Apology to Tasmanian Aboriginal People
At a ceremony in Hobart today, the Royal Society of Tasmania (RST) and the Tasmanian Museum and Art Gallery (TMAG) apologised completely and unreservedly for nearly 200 years of scientific, research and museum practices that resulted in immense hurt and suffering to Tasmanian Aboriginal people.
There is ample, undisputed evidence that Aboriginal burial sites were violated, culturally important sites were desecrated, and that the remains of Aboriginal people were exploited and traded as artefacts, against community wishes.
Both institutions placed on permanent record that these actions were real, they were morally wrong, and that such actions will never occur again.
Today was about the RST and TMAG individually taking full responsibility for their past actions and apologising directly to the Aboriginal people of Tasmania, and the organisations provided separate apology statements at a combined event in the Courtyard of TMAG, in recognition of their shared history.
The Chair of TMAG’s Board of Trustees, Ms Brett Torossi, said that it was a hugely important occasion for the Tasmanian Museum and Art Gallery.
“It is impossible for us to understand the pain, suffering and anger associated with the museum’s past damaging practices, but what we do know is that these actions were morally wrong,” Ms Torossi said.
“We acknowledge that TMAG was responsible for removing ancient cultural artefacts without consultation with Tasmanian Aboriginal people. The removal of the Preminghana petroglyphs in the 1960s is a key example of such practices.
“However, our apology is broader than just the petroglyphs and covers a range of past actions and practices that have resulted in immense hurt and suffering to Tasmanian Aboriginal people.”
“That is why the Board of TMAG has made the important decision to apologise unconditionally for these actions.
“We hope that today marks a more honest way of being with the past and a new sense of responsibility for all that has kept us apart.

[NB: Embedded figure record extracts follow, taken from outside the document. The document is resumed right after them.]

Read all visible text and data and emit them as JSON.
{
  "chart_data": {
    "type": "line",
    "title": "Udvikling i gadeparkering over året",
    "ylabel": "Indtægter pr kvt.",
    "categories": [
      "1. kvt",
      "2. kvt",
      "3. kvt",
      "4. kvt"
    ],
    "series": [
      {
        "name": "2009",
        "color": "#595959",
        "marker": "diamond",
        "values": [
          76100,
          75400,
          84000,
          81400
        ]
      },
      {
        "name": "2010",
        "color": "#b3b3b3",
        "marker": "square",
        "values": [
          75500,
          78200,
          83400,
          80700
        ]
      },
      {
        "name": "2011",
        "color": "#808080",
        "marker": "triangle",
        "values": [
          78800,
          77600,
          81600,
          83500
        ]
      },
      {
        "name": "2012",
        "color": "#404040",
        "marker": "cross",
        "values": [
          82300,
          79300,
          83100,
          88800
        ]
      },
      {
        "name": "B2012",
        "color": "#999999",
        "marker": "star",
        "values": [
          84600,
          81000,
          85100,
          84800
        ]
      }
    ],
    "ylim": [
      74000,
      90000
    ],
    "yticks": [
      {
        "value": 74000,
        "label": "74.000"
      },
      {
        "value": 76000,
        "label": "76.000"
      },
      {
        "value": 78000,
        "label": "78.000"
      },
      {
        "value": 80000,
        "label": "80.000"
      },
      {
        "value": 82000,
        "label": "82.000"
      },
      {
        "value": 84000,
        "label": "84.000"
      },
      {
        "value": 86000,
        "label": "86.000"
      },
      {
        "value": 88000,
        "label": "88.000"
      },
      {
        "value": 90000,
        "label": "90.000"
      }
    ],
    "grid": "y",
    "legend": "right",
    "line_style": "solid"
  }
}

“We make our apology with no expectation of forgiveness but it is given from our hearts, as we look to the future with a genuine commitment to change.
“The journey towards developing our apology has already taught us many valuable lessons about the importance of truly listening and engaging respectfully with members of the Tasmanian Aboriginal community.
“However, there is always more to do. TMAG has laid out in its apology a range of commitments to a different future working together with Tasmanian Aboriginal people, which we hope marks the beginning of a new phase of respect, good faith and productive collaboration.”
RST President, Ms Mary Koolhof, said that the Society expressed hope that today’s apology would be a step towards healing.
“The historical record shows very clearly that actions by past members of the Royal Society of Tasmania caused harm to the Aboriginal community,” Ms Koolhof said.
“Aboriginal remains were exhumed by members of the Society, without regard for the cultural, spiritual and personal significance of those remains.
“These actions took place in the past but the harm it caused remains very real today, especially for Tasmanian Aboriginal people.
“The Royal Society of Tasmania offers this apology because it is the right thing to do, and in the hope that it will be a step forward.
“We also acknowledge that this apology has taken too long, and that it can never reverse the wrongs of the past nor erase the pain and grief felt by many people.
“The Society expresses hope than an apology, coupled with a commitment to action, can become a step forward.”
A copy of the full apology statement made on behalf of TMAG has been published on the organisation’s website, and a printable version can also be downloaded here. A copy of the statement made on behalf of the RST is available at the Society’s website. The apology statements will also be on public display within the museum and in the RST lecture room at TMAG.